Welcome To The Harem

Ofrenda by Shahara Zade
Summary: "The word, `death', is not pronounced in New York, in Paris, in London, because it burns the lips...the Mexican, in contrast, is familiar with death, jokes about it, caresses it, sleeps with it, celebrates it; it is one of his favorite toys and his most steadfast love." (Octavio Paz) F/F slash, Marita/Monica, Implied K/M, D/R. For the Harem Halloween Challenge.

TITLE: Ofrenda
AUTHOR: Shahara Zade
RATING: PG13-ish
ARCHIVE: Just Harem for now
KEYWORDS: F/F slash, Marita/Monica, Implied K/M, D/R
SPOILERS: Assume anything through "The Truth"
DISCLAIMER: Not mine. Not beta-ed either. Sorry.
SUMMARY: "The word, `death', is not pronounced in New York, in
Paris, in London, because it burns the lips...the Mexican, in
contrast, is familiar with death, jokes about it, caresses it,
sleeps with it, celebrates it; it is one of his favorite toys and his
most steadfast love."
(Octavio Paz)

John and I split in El Paso. He went back for his fellow Marine,
still MIA, because "...you just don't leave a guy behind." I headed
south alone, reverse wetback, trusting that he would follow as
soon as he could. As the radio news from del norte got
progressively weirder, I drifted back into the mountains, trying to
remember what it was to be Mexican.

Not that it mattered. It wasn't like I could really hide.

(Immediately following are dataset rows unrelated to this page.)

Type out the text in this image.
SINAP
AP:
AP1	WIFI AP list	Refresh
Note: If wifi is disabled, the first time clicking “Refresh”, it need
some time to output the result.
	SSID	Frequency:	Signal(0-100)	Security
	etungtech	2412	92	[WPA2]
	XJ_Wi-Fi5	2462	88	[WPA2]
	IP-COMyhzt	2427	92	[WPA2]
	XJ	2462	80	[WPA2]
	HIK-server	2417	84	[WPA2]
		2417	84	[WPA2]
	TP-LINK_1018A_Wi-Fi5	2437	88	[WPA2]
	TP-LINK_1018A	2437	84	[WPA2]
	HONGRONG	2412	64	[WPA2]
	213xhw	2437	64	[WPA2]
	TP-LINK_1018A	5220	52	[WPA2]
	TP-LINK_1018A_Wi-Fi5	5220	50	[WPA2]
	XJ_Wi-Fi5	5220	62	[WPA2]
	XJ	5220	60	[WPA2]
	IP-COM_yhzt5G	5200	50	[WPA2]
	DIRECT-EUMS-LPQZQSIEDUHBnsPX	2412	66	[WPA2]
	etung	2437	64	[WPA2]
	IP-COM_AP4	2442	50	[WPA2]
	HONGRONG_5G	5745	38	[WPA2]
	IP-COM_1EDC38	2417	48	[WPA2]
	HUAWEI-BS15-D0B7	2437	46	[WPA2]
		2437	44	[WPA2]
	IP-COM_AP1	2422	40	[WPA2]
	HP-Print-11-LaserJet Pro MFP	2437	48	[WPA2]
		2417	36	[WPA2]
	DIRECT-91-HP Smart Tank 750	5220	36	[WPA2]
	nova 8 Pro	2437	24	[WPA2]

El dia los muertos is coming to the village. In Mexico, on the Day
of the Dead, the people celebrate the lives of loved ones who
have died. Gravesites are cleaned and adorned with flowers and
candles. There are parades and mariachi concerts and feasting.
I once heard that the average family here spends one sixth of
their yearly income on decorations and food for this one holiday
- sort of like Christmas in the States. Mexican culture recognizes
death as an implicit consequence of life. From an early age,
children make, play with, and eat candy skulls and skeletons.
They embrace the symbol of passage.

Different categories of the deceased are believed to visit the
family at different times. Children return first, and offerings
specific to their tastes are made. Generally, the children visit at
noon on October 31st. At noon on November 1st, when the souls
of the children depart again, the family focuses on providing for
the adult souls. Adults remain with the family until noon on
November 2nd, and although they do not consume the offerings,
they absorb their essence.


I buy marigolds and purple cockscomb. The fragrance is
supposed to guide returning souls to the feast, as is the copal ?
evergreen resin incense. Traditionally, the ofrenda is
constructed in the home, ornamented with candles, pan de
muerto, photos of the deceased, as well as some of their
favorite objects, or things that represent their daily life. For a
musician, you would add a guitar, for a smoker, a pack of
cigarettes.

For John, I have a cell phone, with its long-ago drained battery.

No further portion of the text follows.